A Review of Critical Conditions for the Onset of Nonlinear Fluid Flow in Rock Fractures

1State Key Laboratory for Geomechanics and Deep Underground Engineering, China University of Mining and Technology, Xuzhou 221116, China
2State Key Laboratory of Mining Disaster Prevention and Control Co-Founded by Shandong Province and the Ministry of Science and Technology, Shandong University of Science and Technology, Qingdao 266590, China
3School of Engineering, Nagasaki University, Nagasaki 8528521, Japan

Correspondence should be addressed to Richeng Liu

Received 9 April 2017; Accepted 9 May 2017; Published 6 July 2017

Academic Editor: Zhien Zhang

Copyright © 2017 Liyuan Yu et al. This is an open access article distributed under the Creative Commons Attribution License, which permits unrestricted use, distribution, and reproduction in any medium, provided the original work is properly cited.
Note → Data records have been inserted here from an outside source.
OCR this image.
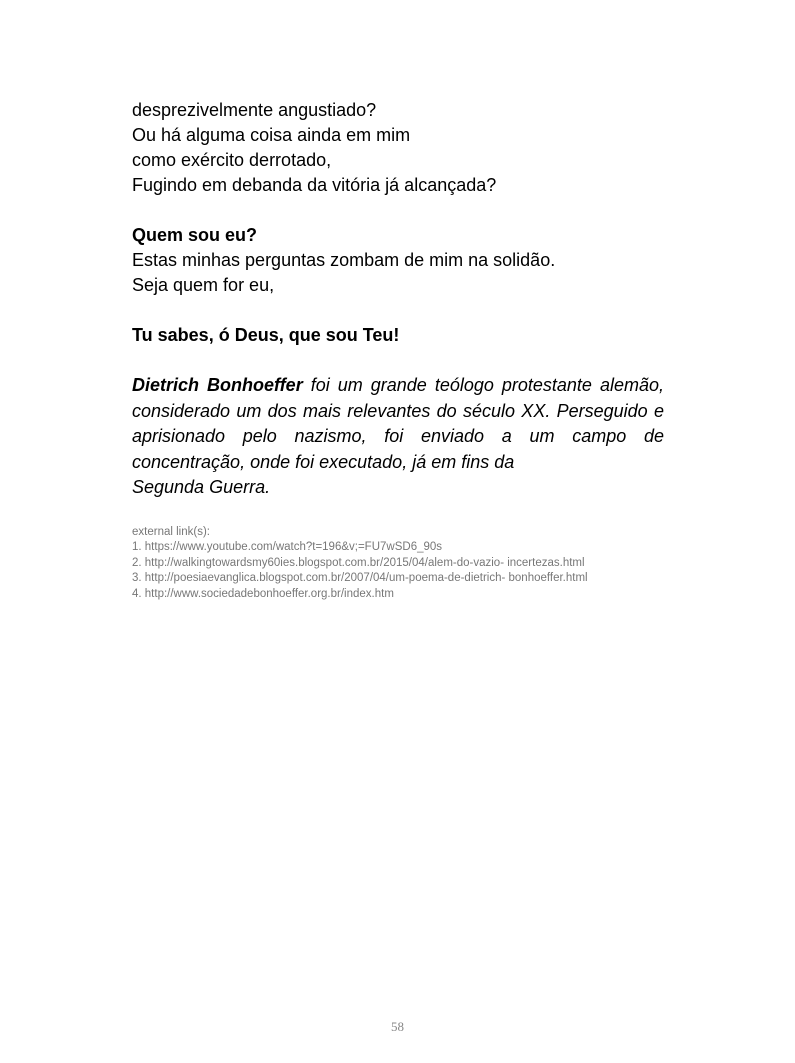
desprezivelmente angustiado?
Ou há alguma coisa ainda em mim
como exército derrotado,
Fugindo em debanda da vitória já alcançada?

Quem sou eu?
Estas minhas perguntas zombam de mim na solidão.
Seja quem for eu,

Tu sabes, ó Deus, que sou Teu!

Dietrich Bonhoeffer foi um grande teólogo protestante alemão, considerado um dos mais relevantes do século XX. Perseguido e aprisionado pelo nazismo, foi enviado a um campo de concentração, onde foi executado, já em fins da
Segunda Guerra.

external link(s):
1. https://www.youtube.com/watch?t=196&v;=FU7wSD6_90s
2. http://walkingtowardsmy60ies.blogspot.com.br/2015/04/alem-do-vazio- incertezas.html
3. http://poesiaevanglica.blogspot.com.br/2007/04/um-poema-de-dietrich- bonhoeffer.html
4. http://www.sociedadebonhoeffer.org.br/index.htm
58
Selecting appropriate governing equations for fluid flow in fractured rock masses is of special importance for estimating the permeability of rock fracture networks. When the flow velocity is small, the flow is in the linear regime and obeys the cubic law, whereas when the flow velocity is large, the flow is in the nonlinear regime and should be simulated by solving the complex Navier-Stokes equations. The critical conditions such as critical Reynolds number and critical hydraulic gradient are commonly defined in the previous works to quantify the onset of nonlinear fluid flow. This study reviews the simplifications of governing equations from the Navier-Stokes equations, Stokes equation, and Reynold equation to the cubic law and reviews the evolutions of critical Reynolds number and critical hydraulic gradient for fluid flow in rock fractures and fracture networks, considering the influences of shear displacement, normal stress and/or confining pressure, fracture surface roughness, aperture, and number of intersections. This review provides a reference for the engineers and hydrogeologists especially the beginners to thoroughly understand the nonlinear flow regimes/mechanisms within complex fractured rock masses.